Fue una de las escasas apariciones porteñas de su prolífico legado, según afirma el historiador Marcelo Pacheco en otro catálogo: el de la exposición de dibujos que alojó ocho décadas después el Museo de Arte Moderno de Buenos Aires. Ahora, a medio siglo de la muerte de uno de los artistas más famosos de la historia, resulta oportuno volver sobre las investigaciones de este experto para rastrear sus huellas en la Argentina.
Una es la pintura Mujer acostada (1931), donada por la familia Di Tella -junto con una acuarela del mismo autor- al Bellas Artes.
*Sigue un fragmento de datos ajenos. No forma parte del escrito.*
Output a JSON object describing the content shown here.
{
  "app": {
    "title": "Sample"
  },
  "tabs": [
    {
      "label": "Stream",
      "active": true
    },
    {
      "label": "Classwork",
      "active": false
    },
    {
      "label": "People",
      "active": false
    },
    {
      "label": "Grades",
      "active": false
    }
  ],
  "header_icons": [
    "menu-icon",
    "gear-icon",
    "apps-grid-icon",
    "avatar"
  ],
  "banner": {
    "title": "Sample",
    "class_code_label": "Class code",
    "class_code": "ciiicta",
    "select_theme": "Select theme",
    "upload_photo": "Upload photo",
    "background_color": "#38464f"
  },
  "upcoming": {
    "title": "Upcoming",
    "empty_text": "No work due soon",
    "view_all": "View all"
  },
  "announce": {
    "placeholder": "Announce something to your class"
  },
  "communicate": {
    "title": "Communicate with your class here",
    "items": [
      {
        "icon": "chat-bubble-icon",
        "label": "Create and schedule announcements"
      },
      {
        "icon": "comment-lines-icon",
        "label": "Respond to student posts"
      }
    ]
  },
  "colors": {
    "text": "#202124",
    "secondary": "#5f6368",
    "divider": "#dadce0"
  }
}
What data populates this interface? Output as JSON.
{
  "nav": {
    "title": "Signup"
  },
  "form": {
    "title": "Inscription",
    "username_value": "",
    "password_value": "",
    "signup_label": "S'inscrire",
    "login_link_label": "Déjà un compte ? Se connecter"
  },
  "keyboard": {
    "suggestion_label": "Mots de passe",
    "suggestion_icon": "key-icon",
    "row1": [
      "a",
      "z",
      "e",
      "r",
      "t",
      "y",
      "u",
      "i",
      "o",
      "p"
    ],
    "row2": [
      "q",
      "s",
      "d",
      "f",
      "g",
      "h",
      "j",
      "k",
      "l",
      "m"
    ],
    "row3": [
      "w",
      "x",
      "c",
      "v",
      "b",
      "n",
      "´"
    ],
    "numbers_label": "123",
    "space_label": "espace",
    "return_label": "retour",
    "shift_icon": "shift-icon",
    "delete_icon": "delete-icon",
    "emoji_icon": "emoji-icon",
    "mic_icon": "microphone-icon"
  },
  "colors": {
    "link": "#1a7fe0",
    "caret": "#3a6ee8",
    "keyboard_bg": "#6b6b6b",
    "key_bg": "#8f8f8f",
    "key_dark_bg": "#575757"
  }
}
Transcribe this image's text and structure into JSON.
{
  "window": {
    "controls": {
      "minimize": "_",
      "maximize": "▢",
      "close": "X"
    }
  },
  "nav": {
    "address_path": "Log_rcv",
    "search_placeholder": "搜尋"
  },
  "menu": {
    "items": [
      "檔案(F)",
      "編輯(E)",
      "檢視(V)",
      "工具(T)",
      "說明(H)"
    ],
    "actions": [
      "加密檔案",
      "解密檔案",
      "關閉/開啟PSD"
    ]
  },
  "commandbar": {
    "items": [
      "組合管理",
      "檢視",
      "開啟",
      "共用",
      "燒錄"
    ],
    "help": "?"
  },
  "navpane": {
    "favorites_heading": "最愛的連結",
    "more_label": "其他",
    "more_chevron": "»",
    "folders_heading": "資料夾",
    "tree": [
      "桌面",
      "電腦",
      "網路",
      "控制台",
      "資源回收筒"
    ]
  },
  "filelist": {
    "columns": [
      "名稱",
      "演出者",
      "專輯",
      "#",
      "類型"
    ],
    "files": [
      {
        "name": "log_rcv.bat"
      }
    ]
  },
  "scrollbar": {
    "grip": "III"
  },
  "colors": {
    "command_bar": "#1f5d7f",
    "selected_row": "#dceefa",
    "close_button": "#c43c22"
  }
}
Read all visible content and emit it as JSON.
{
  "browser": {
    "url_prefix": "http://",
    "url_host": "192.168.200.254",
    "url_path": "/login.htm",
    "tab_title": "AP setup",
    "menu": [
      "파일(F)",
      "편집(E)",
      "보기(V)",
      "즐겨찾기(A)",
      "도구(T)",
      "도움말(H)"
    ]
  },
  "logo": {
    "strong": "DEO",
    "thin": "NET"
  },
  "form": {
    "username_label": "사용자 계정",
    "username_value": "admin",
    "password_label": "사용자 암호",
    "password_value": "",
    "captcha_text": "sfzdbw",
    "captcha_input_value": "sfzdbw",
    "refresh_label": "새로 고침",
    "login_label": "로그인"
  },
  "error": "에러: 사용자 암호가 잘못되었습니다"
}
A ese acervo público estaba previsto que se destinara también una obra que iba a ser adquirida en 1934, cuando se realizó en Galería Müller la primera gran muestra de Picasso en América Latina. Cuenta la “leyenda urbana”, según Pacheco, que el general Agustín P. Justo reservó el Conductor de caballo (1905), hoy en la colección del MoMA. Pero mientras avanzaba en el recorrido cronológico, preguntó quién era el autor de esas obras posteriores y se arrepintió por considerarlo una “mente enfermiza”.
Aunque entonces se vendió una sola obra, algunas llegarían por diversos caminos a hogares codiciados como los de Victoria Ocampo y Antonio Santamarina. En 1939, el MNBA sumó otro hito “picassiano”: la exhibición de un telón pintado por el artista y ayudantes para la escenografía del ballet Parade (c. 1917), en una muestra organizada por el Louvre.
“El telón de Picasso fue adquirido por el excéntrico Arturo Jacinto Álvarez -escribe Pacheco-, no realmente coleccionista sino consumidor ‘vistoso’. Según sus propios recuerdos, conservó el telón en su estancia y lo contemplaba una vez cada quince días, tomando el té, sentado dentro de la obra desplegada sobre el pasto del parque que rodeaba el casco rural”.